The concept of ethnicity has a longer history than ‘race’ and is closely related to the concepts of ‘race’ and nation. Like nations, ethnic groups are ‘imagined communities’ whose existence depends on the self-identification of their members. Members of ethnic groups may see themselves as culturally distinct from other groups, and are seen, in turn, as different. In this sense, ethnic groups always co-exist with other ethnic groups.
Several characteristics may serve to distinguish ethnic groups, but most usual are language, a sense of shared history or ancestry, religion and styles of dress.
Ethnicity is learned, there is nothing innate about it, it has to be actively passed down through the generations by the process of socialisation. It follows that for some people, ethnicity is a very important source of identity, for others it means nothing at all, and for some it only becomes important at certain points in their lives – maybe when they get married or during religious festivals, or maybe during a period of conflict in a country.
Problems with the concept of ethnicity
Majority ethnic groups are still ‘ethnic groups’. However, there is often a tendency to label the majority ethnic group, e.g. the ‘white-British’ group as non-ethnic, and all other minority ethnic groups as ‘ethnic minorities’. This results in the majority group regarding themselves as ‘the norm’ from which all other minority ethnic groups diverge.

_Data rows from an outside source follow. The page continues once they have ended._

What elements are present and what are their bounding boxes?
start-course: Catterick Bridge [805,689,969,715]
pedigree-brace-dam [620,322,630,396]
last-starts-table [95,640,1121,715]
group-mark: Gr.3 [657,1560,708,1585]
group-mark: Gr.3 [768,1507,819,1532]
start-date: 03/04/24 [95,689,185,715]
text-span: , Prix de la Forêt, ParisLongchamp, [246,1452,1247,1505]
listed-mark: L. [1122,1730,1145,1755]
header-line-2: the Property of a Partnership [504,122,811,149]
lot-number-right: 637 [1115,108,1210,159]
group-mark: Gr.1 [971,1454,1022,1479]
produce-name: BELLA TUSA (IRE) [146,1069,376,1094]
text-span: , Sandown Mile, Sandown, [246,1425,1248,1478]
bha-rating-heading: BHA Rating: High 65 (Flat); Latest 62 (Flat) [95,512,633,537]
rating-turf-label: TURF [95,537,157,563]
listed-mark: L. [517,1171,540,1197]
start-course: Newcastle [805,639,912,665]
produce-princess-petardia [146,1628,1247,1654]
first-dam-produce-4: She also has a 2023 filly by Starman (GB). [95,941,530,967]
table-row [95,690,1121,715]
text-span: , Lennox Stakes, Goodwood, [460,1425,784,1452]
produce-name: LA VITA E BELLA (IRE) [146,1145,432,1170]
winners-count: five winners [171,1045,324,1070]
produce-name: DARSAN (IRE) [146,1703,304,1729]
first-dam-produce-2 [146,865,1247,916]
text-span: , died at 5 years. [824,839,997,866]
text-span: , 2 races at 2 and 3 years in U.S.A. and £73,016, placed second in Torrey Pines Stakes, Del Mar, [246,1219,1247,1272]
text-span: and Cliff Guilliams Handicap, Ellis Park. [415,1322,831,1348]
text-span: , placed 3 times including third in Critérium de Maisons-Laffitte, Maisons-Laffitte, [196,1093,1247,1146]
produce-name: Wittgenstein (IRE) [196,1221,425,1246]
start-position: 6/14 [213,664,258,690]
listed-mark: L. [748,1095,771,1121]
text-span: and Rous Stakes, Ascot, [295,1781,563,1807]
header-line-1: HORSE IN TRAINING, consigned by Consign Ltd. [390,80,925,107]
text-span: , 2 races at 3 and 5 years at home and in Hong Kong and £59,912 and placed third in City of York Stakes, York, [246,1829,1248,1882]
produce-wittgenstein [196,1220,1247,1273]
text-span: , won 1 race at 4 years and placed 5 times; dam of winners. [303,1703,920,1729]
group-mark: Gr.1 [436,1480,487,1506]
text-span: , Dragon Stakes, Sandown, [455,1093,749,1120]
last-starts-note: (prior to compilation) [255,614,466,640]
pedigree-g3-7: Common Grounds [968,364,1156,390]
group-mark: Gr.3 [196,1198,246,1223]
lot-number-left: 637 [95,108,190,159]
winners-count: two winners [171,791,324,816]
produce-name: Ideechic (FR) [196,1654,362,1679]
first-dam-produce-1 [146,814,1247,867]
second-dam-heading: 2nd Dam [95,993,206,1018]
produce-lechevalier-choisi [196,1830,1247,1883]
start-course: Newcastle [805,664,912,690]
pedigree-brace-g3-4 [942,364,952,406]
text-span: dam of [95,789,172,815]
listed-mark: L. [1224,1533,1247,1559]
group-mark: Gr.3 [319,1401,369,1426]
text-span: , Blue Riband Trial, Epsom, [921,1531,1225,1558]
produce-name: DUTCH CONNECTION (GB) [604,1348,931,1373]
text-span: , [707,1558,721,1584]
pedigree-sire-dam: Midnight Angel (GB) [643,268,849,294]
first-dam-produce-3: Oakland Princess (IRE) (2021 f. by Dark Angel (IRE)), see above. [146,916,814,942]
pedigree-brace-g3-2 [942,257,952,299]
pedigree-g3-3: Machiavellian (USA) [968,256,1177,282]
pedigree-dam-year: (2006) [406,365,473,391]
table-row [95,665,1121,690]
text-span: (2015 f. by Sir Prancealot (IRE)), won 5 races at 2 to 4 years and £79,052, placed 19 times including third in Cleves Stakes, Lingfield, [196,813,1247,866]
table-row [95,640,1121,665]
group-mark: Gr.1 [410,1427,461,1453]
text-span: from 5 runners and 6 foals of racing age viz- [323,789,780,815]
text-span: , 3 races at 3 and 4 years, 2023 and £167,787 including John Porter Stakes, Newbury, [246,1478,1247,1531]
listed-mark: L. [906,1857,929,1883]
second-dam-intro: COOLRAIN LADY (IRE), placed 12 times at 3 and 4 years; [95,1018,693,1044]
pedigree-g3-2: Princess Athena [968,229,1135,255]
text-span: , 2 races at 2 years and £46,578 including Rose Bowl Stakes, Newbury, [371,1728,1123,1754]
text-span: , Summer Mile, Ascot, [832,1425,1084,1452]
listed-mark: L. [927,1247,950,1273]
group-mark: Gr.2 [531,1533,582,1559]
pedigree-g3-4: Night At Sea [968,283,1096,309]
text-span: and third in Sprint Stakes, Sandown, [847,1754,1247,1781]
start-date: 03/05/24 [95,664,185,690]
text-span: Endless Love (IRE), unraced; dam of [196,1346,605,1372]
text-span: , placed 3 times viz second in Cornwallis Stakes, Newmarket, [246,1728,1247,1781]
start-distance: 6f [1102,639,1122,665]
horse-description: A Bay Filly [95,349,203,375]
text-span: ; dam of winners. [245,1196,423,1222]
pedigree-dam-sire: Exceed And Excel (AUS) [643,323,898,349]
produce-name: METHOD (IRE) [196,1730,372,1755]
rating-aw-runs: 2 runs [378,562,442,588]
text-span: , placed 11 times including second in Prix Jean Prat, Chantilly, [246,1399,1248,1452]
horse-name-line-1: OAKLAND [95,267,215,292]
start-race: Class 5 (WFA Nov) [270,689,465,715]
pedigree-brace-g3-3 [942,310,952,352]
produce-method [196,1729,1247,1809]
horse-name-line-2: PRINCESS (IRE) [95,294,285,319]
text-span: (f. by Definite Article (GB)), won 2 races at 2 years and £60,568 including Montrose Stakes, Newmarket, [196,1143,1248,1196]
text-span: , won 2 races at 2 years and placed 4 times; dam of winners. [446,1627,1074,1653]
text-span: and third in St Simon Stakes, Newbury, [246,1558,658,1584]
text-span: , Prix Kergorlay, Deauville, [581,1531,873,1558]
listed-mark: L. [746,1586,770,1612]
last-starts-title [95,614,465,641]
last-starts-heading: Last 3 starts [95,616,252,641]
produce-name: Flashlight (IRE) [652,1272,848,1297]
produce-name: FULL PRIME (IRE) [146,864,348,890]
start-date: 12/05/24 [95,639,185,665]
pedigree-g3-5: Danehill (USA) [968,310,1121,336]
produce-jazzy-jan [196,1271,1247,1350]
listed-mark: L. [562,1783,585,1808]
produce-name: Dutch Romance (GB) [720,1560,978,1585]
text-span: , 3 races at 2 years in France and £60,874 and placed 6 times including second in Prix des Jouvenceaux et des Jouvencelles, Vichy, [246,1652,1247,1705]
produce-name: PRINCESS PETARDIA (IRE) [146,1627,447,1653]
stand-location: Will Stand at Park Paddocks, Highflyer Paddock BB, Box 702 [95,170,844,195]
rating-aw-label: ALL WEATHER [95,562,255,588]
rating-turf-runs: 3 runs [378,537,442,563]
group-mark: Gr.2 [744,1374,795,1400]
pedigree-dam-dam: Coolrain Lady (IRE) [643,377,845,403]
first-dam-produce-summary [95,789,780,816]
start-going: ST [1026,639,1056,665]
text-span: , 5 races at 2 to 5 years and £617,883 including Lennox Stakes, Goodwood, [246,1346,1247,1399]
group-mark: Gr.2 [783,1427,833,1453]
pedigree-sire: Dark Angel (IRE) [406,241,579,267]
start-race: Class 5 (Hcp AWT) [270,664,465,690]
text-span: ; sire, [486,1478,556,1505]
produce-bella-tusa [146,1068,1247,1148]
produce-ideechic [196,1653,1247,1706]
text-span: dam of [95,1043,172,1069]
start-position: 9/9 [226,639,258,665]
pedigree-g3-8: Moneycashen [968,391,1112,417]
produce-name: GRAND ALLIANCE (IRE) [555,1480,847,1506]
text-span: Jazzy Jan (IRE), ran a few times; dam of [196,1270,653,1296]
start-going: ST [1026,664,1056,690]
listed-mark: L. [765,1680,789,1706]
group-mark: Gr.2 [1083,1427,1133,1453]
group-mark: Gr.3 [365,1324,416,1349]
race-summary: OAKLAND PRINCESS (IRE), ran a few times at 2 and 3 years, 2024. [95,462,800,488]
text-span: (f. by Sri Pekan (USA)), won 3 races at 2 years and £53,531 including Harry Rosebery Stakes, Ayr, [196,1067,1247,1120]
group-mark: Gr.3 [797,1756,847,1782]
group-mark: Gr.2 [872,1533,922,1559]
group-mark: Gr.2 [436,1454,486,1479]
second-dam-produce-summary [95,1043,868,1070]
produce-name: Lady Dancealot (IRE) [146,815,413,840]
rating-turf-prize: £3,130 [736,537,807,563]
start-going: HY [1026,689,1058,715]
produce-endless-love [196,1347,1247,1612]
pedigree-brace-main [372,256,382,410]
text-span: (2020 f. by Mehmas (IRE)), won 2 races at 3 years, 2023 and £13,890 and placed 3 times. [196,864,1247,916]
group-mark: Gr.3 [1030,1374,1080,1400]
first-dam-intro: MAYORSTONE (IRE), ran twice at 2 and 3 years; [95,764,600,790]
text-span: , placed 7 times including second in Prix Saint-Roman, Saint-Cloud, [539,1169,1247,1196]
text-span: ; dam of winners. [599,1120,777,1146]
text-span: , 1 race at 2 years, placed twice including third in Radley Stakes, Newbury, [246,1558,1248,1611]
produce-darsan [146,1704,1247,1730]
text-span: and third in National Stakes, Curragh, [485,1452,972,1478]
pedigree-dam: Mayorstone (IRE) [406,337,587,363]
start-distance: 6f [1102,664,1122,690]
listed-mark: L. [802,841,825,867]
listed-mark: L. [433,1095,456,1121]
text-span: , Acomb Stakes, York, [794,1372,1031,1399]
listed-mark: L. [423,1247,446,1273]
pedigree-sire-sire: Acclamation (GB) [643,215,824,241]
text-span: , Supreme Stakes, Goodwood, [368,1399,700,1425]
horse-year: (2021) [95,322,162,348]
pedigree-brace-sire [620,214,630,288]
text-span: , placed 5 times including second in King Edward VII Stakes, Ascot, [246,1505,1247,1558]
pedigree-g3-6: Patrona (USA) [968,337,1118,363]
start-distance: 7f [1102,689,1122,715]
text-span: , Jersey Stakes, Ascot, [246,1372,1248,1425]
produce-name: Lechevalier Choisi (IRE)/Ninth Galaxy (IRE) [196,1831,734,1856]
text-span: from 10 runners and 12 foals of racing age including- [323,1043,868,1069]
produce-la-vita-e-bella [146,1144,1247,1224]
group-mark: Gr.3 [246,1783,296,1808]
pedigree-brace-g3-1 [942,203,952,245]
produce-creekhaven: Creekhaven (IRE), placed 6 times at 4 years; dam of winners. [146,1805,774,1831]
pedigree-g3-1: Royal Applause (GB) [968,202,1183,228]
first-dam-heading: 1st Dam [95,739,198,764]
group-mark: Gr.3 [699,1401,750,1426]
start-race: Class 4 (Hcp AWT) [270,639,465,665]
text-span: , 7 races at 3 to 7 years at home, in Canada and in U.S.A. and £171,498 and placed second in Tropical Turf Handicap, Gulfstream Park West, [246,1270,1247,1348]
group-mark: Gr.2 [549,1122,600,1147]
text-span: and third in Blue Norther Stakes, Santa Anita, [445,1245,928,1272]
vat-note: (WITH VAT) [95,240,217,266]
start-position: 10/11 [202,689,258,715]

There is also a tendency to oversimplify the concept of ethnicity – a good example of this is when job application forms ask for your ethnic identity (ironically to track equality of opportunity) and offer a limited range of categories such as Asian, African, Caribbean, White and so on, which fails to recognize that there are a number of different ethnic identities within each of these broader (misleading?) categories.